A lot of times, people, when they say, “What’s most important now?” they don’t look for the larger problem to solve. They just look within their own realm and look for a problem to solve there. That can put you in a real stressful state of feeling like your helpless. Somewhere along the line, I’ve always asked, “What’s most important now? How can I have the most impact?” then I look for some way to influence that. This whole thing has really shaped how I look at stuff. It’s really helped me recognize just how much support is out there from other businesses, from the community, from customers, from non-customers. I’ve always loved the Wenatchee Valley and this just really drives that home.

WW: I was wondering if you could dive into why it’s so important for you to help those around you?

McHaney: I think that just comes from having excellent role models. I think of my dad, my entire life, he’s always part of a service club. He’s always doing something to give back. I can remember him working with respite care and making sure people got up to dance and being involved in that. He was a teacher, he was a librarian. Everything he did, I don’t know if maybe you just imprint on that and you think that the right behavior is to give back and have impact. There’s something that a lot of people in business use called servant leadership. I absolutely believe in servant leadership.

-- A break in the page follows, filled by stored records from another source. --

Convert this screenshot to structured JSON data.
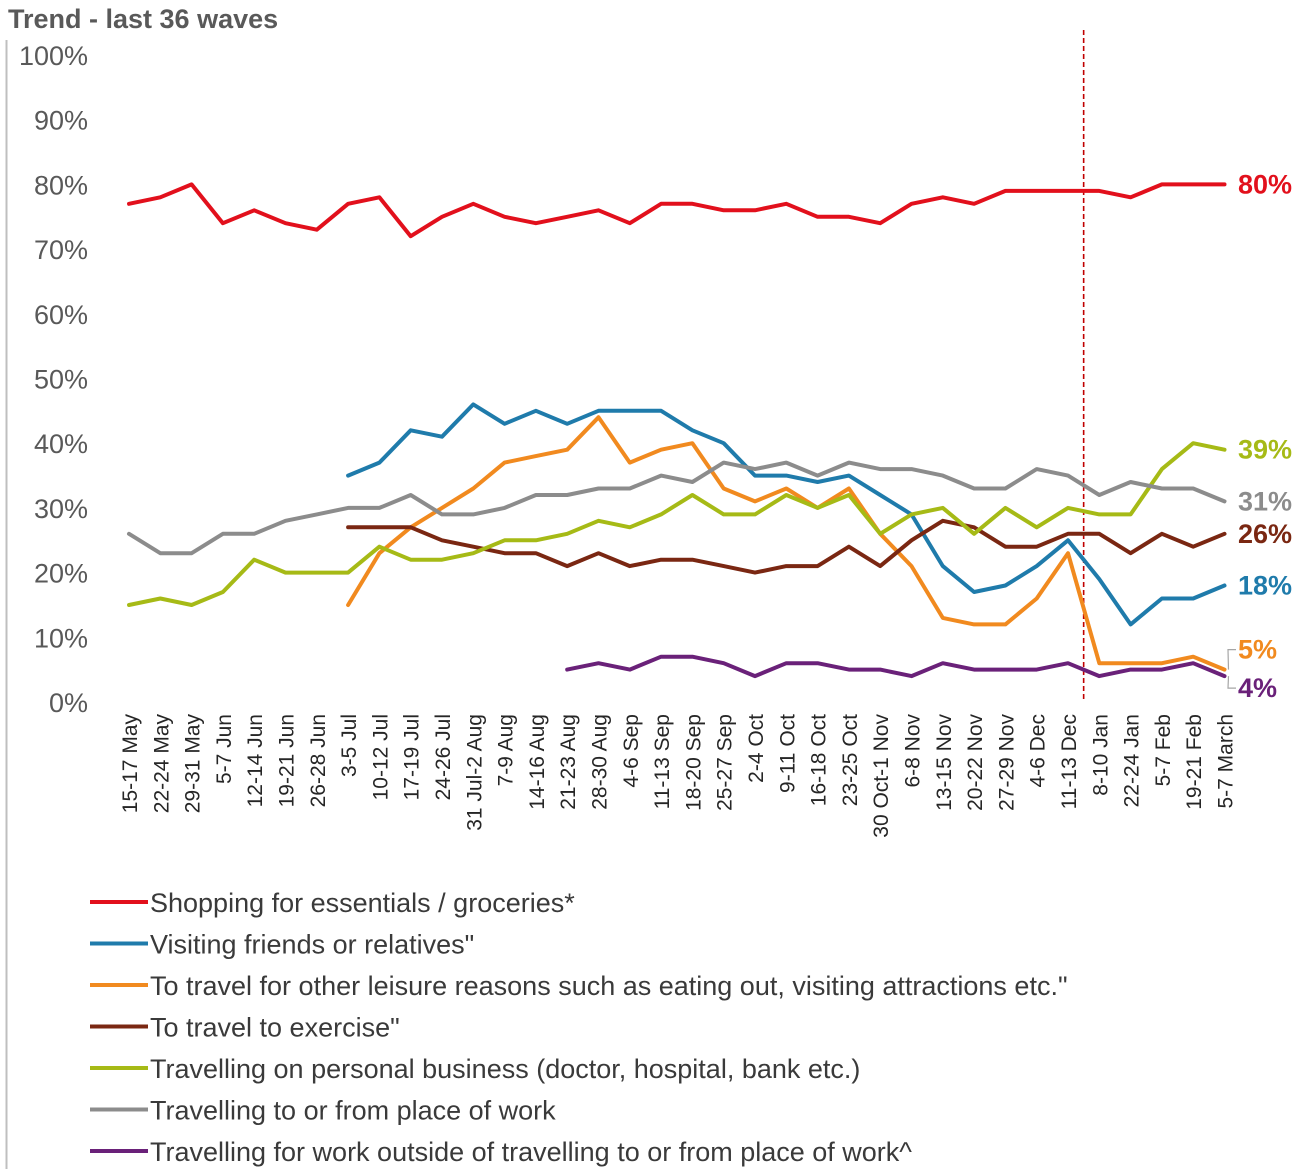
{
  "chart_data": {
    "type": "line",
    "title": "Trend - last 36 waves",
    "ylim": [
      0,
      100
    ],
    "yticks": [
      "0%",
      "10%",
      "20%",
      "30%",
      "40%",
      "50%",
      "60%",
      "70%",
      "80%",
      "90%",
      "100%"
    ],
    "x": [
      "15-17 May",
      "22-24 May",
      "29-31 May",
      "5-7 Jun",
      "12-14 Jun",
      "19-21 Jun",
      "26-28 Jun",
      "3-5 Jul",
      "10-12 Jul",
      "17-19 Jul",
      "24-26 Jul",
      "31 Jul-2 Aug",
      "7-9 Aug",
      "14-16 Aug",
      "21-23 Aug",
      "28-30 Aug",
      "4-6 Sep",
      "11-13 Sep",
      "18-20 Sep",
      "25-27 Sep",
      "2-4 Oct",
      "9-11 Oct",
      "16-18 Oct",
      "23-25 Oct",
      "30 Oct-1 Nov",
      "6-8 Nov",
      "13-15 Nov",
      "20-22 Nov",
      "27-29 Nov",
      "4-6 Dec",
      "11-13 Dec",
      "8-10 Jan",
      "22-24 Jan",
      "5-7 Feb",
      "19-21 Feb",
      "5-7 March"
    ],
    "grid": false,
    "legend_position": "bottom",
    "marker_line": {
      "between": [
        "11-13 Dec",
        "8-10 Jan"
      ],
      "color": "#c00000",
      "style": "dashed"
    },
    "series": [
      {
        "name": "Shopping for essentials / groceries*",
        "color": "#e2101c",
        "end_label": "80%",
        "values": [
          77,
          78,
          80,
          74,
          76,
          74,
          73,
          77,
          78,
          72,
          75,
          77,
          75,
          74,
          75,
          76,
          74,
          77,
          77,
          76,
          76,
          77,
          75,
          75,
          74,
          77,
          78,
          77,
          79,
          79,
          79,
          79,
          78,
          80,
          80,
          80
        ]
      },
      {
        "name": "Visiting friends or relatives\"",
        "color": "#1f7bab",
        "end_label": "18%",
        "values": [
          null,
          null,
          null,
          null,
          null,
          null,
          null,
          35,
          37,
          42,
          41,
          46,
          43,
          45,
          43,
          45,
          45,
          45,
          42,
          40,
          35,
          35,
          34,
          35,
          32,
          29,
          21,
          17,
          18,
          21,
          25,
          19,
          12,
          16,
          16,
          18
        ]
      },
      {
        "name": "To travel for other leisure reasons such as eating out, visiting attractions etc.\"",
        "color": "#f18a1f",
        "end_label": "5%",
        "values": [
          null,
          null,
          null,
          null,
          null,
          null,
          null,
          15,
          23,
          27,
          30,
          33,
          37,
          38,
          39,
          44,
          37,
          39,
          40,
          33,
          31,
          33,
          30,
          33,
          26,
          21,
          13,
          12,
          12,
          16,
          23,
          6,
          6,
          6,
          7,
          5
        ]
      },
      {
        "name": "To travel to exercise\"",
        "color": "#7a2712",
        "end_label": "26%",
        "values": [
          null,
          null,
          null,
          null,
          null,
          null,
          null,
          27,
          27,
          27,
          25,
          24,
          23,
          23,
          21,
          23,
          21,
          22,
          22,
          21,
          20,
          21,
          21,
          24,
          21,
          25,
          28,
          27,
          24,
          24,
          26,
          26,
          23,
          26,
          24,
          26
        ]
      },
      {
        "name": "Travelling on personal business (doctor, hospital, bank etc.)",
        "color": "#a6ba16",
        "end_label": "39%",
        "values": [
          15,
          16,
          15,
          17,
          22,
          20,
          20,
          20,
          24,
          22,
          22,
          23,
          25,
          25,
          26,
          28,
          27,
          29,
          32,
          29,
          29,
          32,
          30,
          32,
          26,
          29,
          30,
          26,
          30,
          27,
          30,
          29,
          29,
          36,
          40,
          39
        ]
      },
      {
        "name": "Travelling to or from place of work",
        "color": "#8c8c8c",
        "end_label": "31%",
        "values": [
          26,
          23,
          23,
          26,
          26,
          28,
          29,
          30,
          30,
          32,
          29,
          29,
          30,
          32,
          32,
          33,
          33,
          35,
          34,
          37,
          36,
          37,
          35,
          37,
          36,
          36,
          35,
          33,
          33,
          36,
          35,
          32,
          34,
          33,
          33,
          31
        ]
      },
      {
        "name": "Travelling for work outside of travelling to or from place of work^",
        "color": "#6a2179",
        "end_label": "4%",
        "values": [
          null,
          null,
          null,
          null,
          null,
          null,
          null,
          null,
          null,
          null,
          null,
          null,
          null,
          null,
          5,
          6,
          5,
          7,
          7,
          6,
          4,
          6,
          6,
          5,
          5,
          4,
          6,
          5,
          5,
          5,
          6,
          4,
          5,
          5,
          6,
          4
        ]
      }
    ]
  }
}
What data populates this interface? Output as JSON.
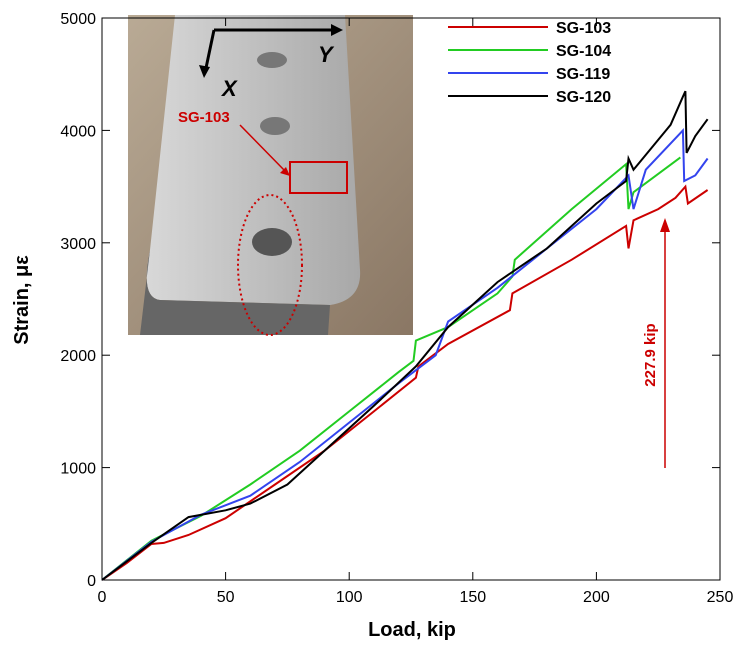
{
  "chart_data": {
    "type": "line",
    "xlabel": "Load, kip",
    "ylabel": "Strain, με",
    "xlim": [
      0,
      250
    ],
    "ylim": [
      0,
      5000
    ],
    "xticks": [
      0,
      50,
      100,
      150,
      200,
      250
    ],
    "yticks": [
      0,
      1000,
      2000,
      3000,
      4000,
      5000
    ],
    "legend": "upper right",
    "annotation": "227.9 kip",
    "inset_labels": {
      "x_axis": "X",
      "y_axis": "Y",
      "gauge": "SG-103"
    },
    "series": [
      {
        "name": "SG-103",
        "color": "#cc0000",
        "x": [
          0,
          10,
          20,
          25,
          35,
          50,
          70,
          90,
          110,
          127,
          128,
          140,
          165,
          166,
          190,
          212,
          213,
          215,
          225,
          232,
          236,
          237,
          245
        ],
        "values": [
          0,
          150,
          320,
          330,
          400,
          550,
          850,
          1150,
          1500,
          1800,
          1900,
          2100,
          2400,
          2550,
          2850,
          3150,
          2950,
          3200,
          3300,
          3400,
          3500,
          3350,
          3470
        ]
      },
      {
        "name": "SG-104",
        "color": "#22cc22",
        "x": [
          0,
          20,
          40,
          60,
          80,
          100,
          120,
          126,
          127,
          140,
          160,
          166,
          167,
          190,
          212,
          213,
          215,
          234
        ],
        "values": [
          0,
          350,
          570,
          850,
          1150,
          1500,
          1850,
          1950,
          2130,
          2250,
          2550,
          2700,
          2850,
          3300,
          3700,
          3300,
          3450,
          3760
        ]
      },
      {
        "name": "SG-119",
        "color": "#3344ee",
        "x": [
          0,
          20,
          40,
          60,
          80,
          100,
          120,
          135,
          140,
          160,
          180,
          200,
          213,
          215,
          220,
          235,
          235.5,
          240,
          245
        ],
        "values": [
          0,
          340,
          580,
          750,
          1050,
          1400,
          1750,
          2000,
          2300,
          2600,
          2950,
          3300,
          3600,
          3300,
          3650,
          4000,
          3550,
          3600,
          3750
        ]
      },
      {
        "name": "SG-120",
        "color": "#000000",
        "x": [
          0,
          20,
          35,
          50,
          60,
          75,
          90,
          110,
          127,
          140,
          160,
          180,
          200,
          212,
          213,
          215,
          230,
          235,
          236,
          236.5,
          240,
          245
        ],
        "values": [
          0,
          330,
          560,
          620,
          680,
          850,
          1150,
          1550,
          1900,
          2250,
          2650,
          2950,
          3350,
          3550,
          3750,
          3650,
          4050,
          4300,
          4350,
          3800,
          3950,
          4100
        ]
      }
    ]
  }
}
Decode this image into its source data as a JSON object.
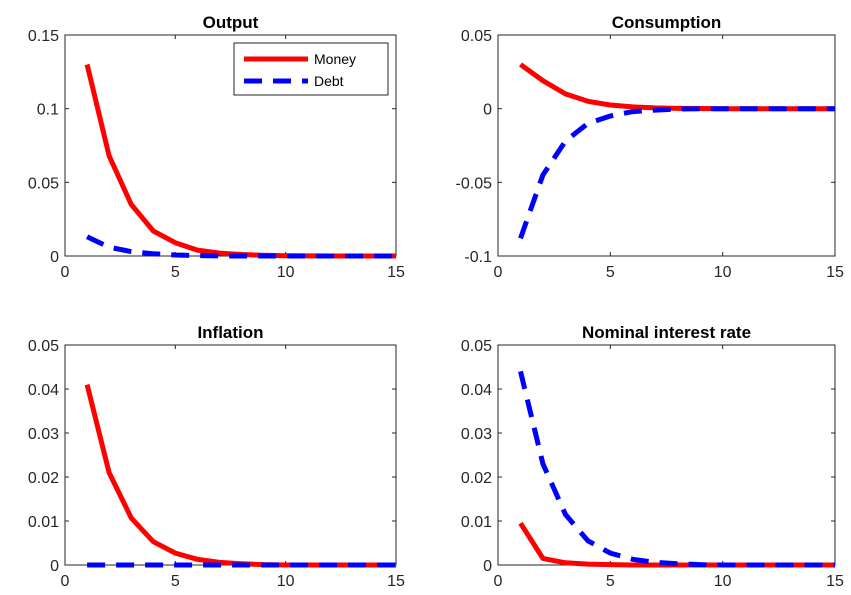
{
  "colors": {
    "Money": "#ff0000",
    "Debt": "#0000ff"
  },
  "chart_data": [
    {
      "type": "line",
      "title": "Output",
      "xlabel": "",
      "ylabel": "",
      "xlim": [
        0,
        15
      ],
      "ylim": [
        0,
        0.15
      ],
      "xticks": [
        "0",
        "5",
        "10",
        "15"
      ],
      "yticks": [
        "0",
        "0.05",
        "0.1",
        "0.15"
      ],
      "x": [
        1,
        2,
        3,
        4,
        5,
        6,
        7,
        8,
        9,
        10,
        11,
        12,
        13,
        14,
        15
      ],
      "series": [
        {
          "name": "Money",
          "values": [
            0.13,
            0.068,
            0.035,
            0.017,
            0.009,
            0.004,
            0.002,
            0.001,
            0.0005,
            0.0002,
            0.0001,
            0,
            0,
            0,
            0
          ]
        },
        {
          "name": "Debt",
          "values": [
            0.013,
            0.006,
            0.003,
            0.0015,
            0.0007,
            0.0003,
            0.0001,
            0,
            0,
            0,
            0,
            0,
            0,
            0,
            0
          ]
        }
      ],
      "legend": {
        "position": "top-right",
        "entries": [
          "Money",
          "Debt"
        ]
      }
    },
    {
      "type": "line",
      "title": "Consumption",
      "xlabel": "",
      "ylabel": "",
      "xlim": [
        0,
        15
      ],
      "ylim": [
        -0.1,
        0.05
      ],
      "xticks": [
        "0",
        "5",
        "10",
        "15"
      ],
      "yticks": [
        "-0.1",
        "-0.05",
        "0",
        "0.05"
      ],
      "x": [
        1,
        2,
        3,
        4,
        5,
        6,
        7,
        8,
        9,
        10,
        11,
        12,
        13,
        14,
        15
      ],
      "series": [
        {
          "name": "Money",
          "values": [
            0.03,
            0.019,
            0.01,
            0.005,
            0.0025,
            0.0012,
            0.0005,
            0.0002,
            0.0001,
            0,
            0,
            0,
            0,
            0,
            0
          ]
        },
        {
          "name": "Debt",
          "values": [
            -0.088,
            -0.045,
            -0.022,
            -0.01,
            -0.005,
            -0.002,
            -0.001,
            -0.0003,
            -0.0001,
            0,
            0,
            0,
            0,
            0,
            0
          ]
        }
      ]
    },
    {
      "type": "line",
      "title": "Inflation",
      "xlabel": "",
      "ylabel": "",
      "xlim": [
        0,
        15
      ],
      "ylim": [
        0,
        0.05
      ],
      "xticks": [
        "0",
        "5",
        "10",
        "15"
      ],
      "yticks": [
        "0",
        "0.01",
        "0.02",
        "0.03",
        "0.04",
        "0.05"
      ],
      "x": [
        1,
        2,
        3,
        4,
        5,
        6,
        7,
        8,
        9,
        10,
        11,
        12,
        13,
        14,
        15
      ],
      "series": [
        {
          "name": "Money",
          "values": [
            0.041,
            0.021,
            0.0107,
            0.0053,
            0.0027,
            0.0013,
            0.0006,
            0.0003,
            0.0001,
            0,
            0,
            0,
            0,
            0,
            0
          ]
        },
        {
          "name": "Debt",
          "values": [
            0,
            0,
            0,
            0,
            0,
            0,
            0,
            0,
            0,
            0,
            0,
            0,
            0,
            0,
            0
          ]
        }
      ]
    },
    {
      "type": "line",
      "title": "Nominal interest rate",
      "xlabel": "",
      "ylabel": "",
      "xlim": [
        0,
        15
      ],
      "ylim": [
        0,
        0.05
      ],
      "xticks": [
        "0",
        "5",
        "10",
        "15"
      ],
      "yticks": [
        "0",
        "0.01",
        "0.02",
        "0.03",
        "0.04",
        "0.05"
      ],
      "x": [
        1,
        2,
        3,
        4,
        5,
        6,
        7,
        8,
        9,
        10,
        11,
        12,
        13,
        14,
        15
      ],
      "series": [
        {
          "name": "Money",
          "values": [
            0.0095,
            0.0015,
            0.0005,
            0.0002,
            0.0001,
            0,
            0,
            0,
            0,
            0,
            0,
            0,
            0,
            0,
            0
          ]
        },
        {
          "name": "Debt",
          "values": [
            0.044,
            0.023,
            0.0115,
            0.0055,
            0.0027,
            0.0013,
            0.0006,
            0.0003,
            0.0001,
            0,
            0,
            0,
            0,
            0,
            0
          ]
        }
      ]
    }
  ]
}
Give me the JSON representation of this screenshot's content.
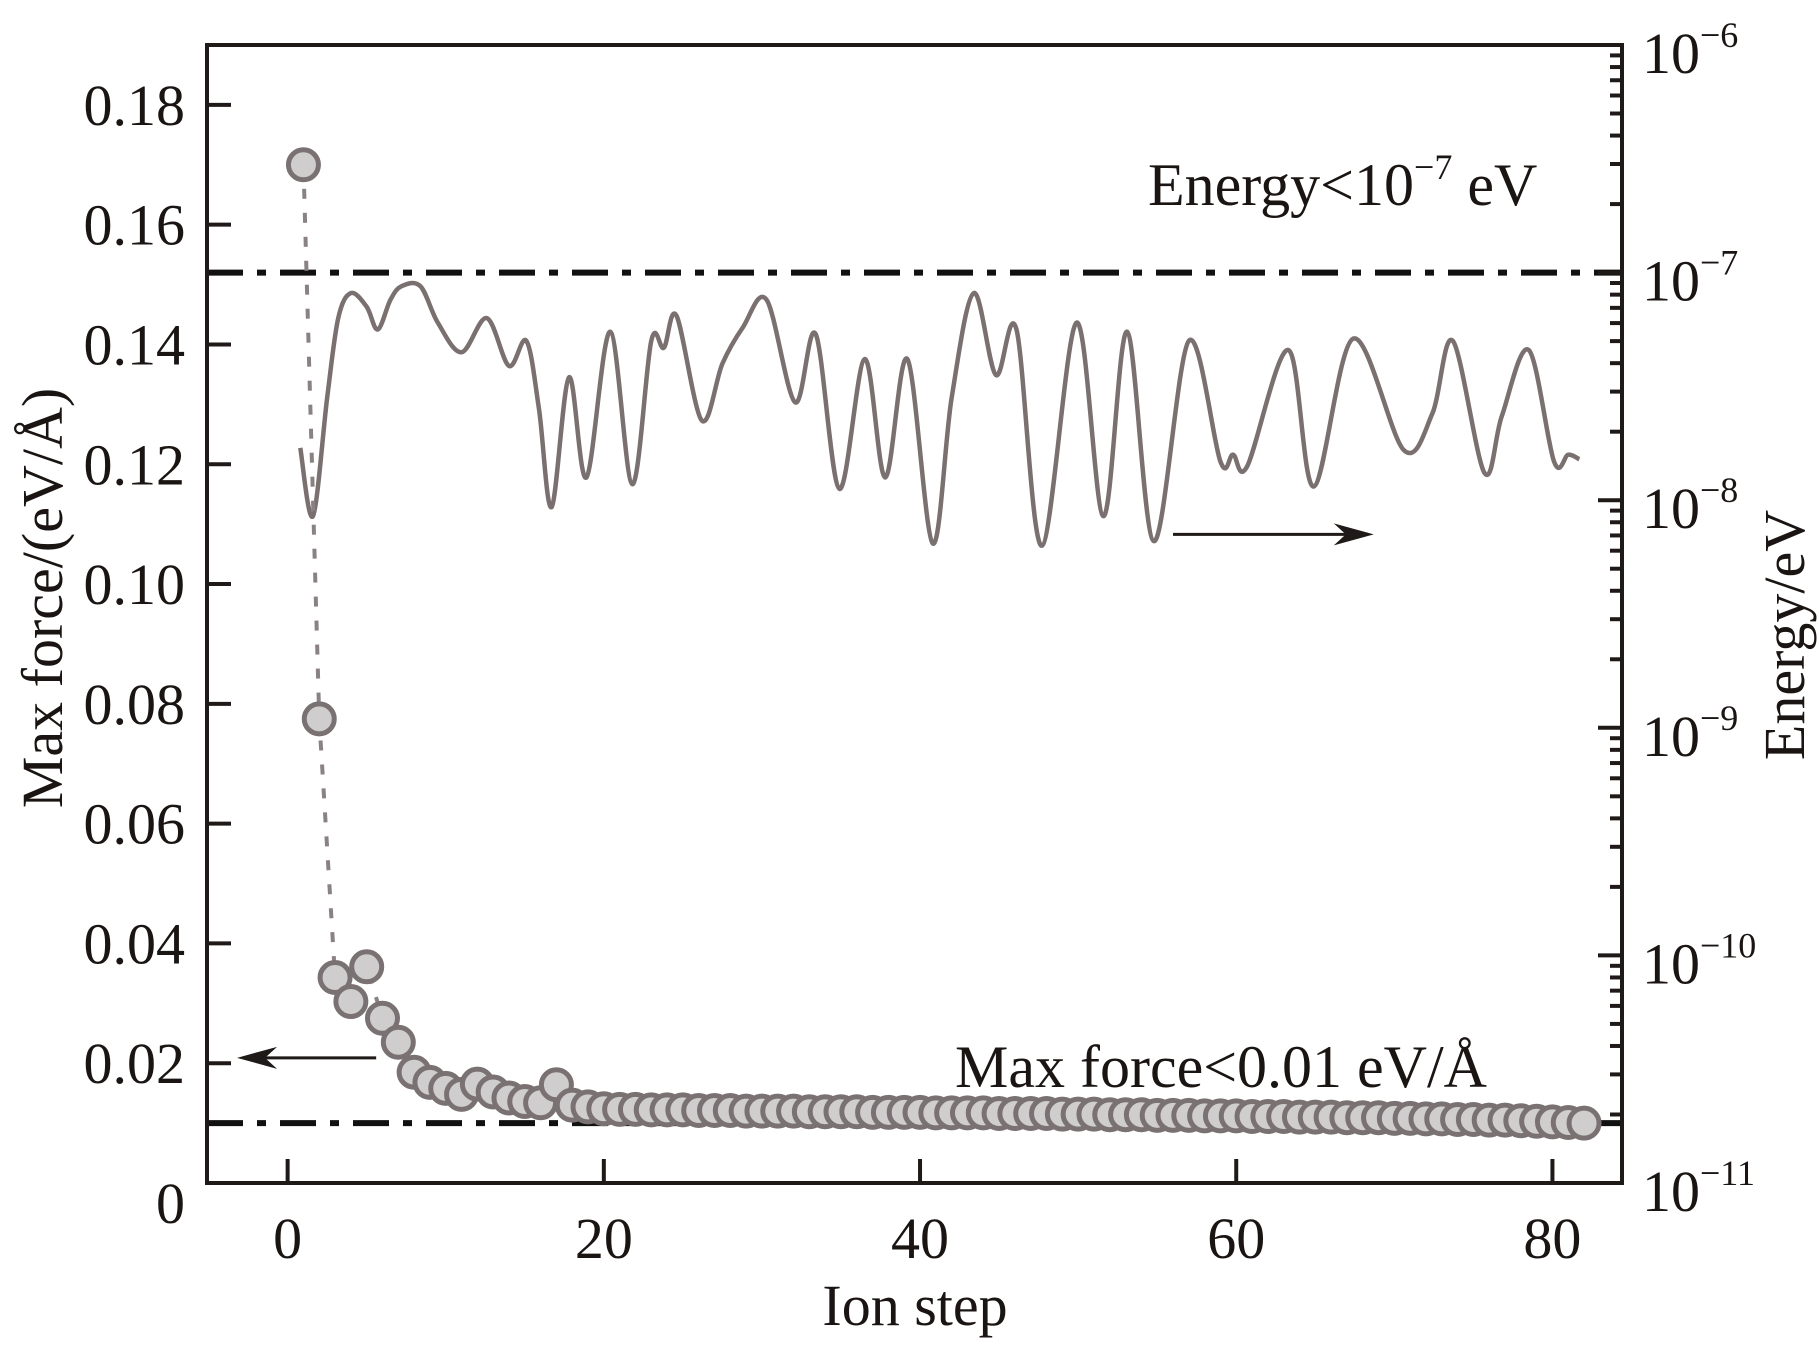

That means that you should have impact, not just on your family and on your company, but there sit should be the proverbial pebble that drops in upon. If you can have that impact, I think that stuff comes back to you. You know what? There’s a selfish aspect to it. It just feels better at the end of your day. It just feels better to do business that way. It’s more fun. You feel like you’ve added more value and I think every human wants to add value in their job, in whatever they do. They want to add value because that’s what has us just feel better as people making a contribution.

WW: Is there anything you’d like to share, put out there into the world?

McHaney: It’s interesting and it’s probably not just in the fitness business, it’s in a lot of other businesses. I have been absolutely dazzled by the collaboration. I’ve been dazzled by the collaboration in the fitness business. I’ve been dazzled by the collaboration and the great partnership we built with Wenatchee Racquet and Athletic Club and how we’ve been able to engage other clubs from all over the state. I think we’ll come out much better organizations from this, but I’ve been really, really impressed by the collaboration.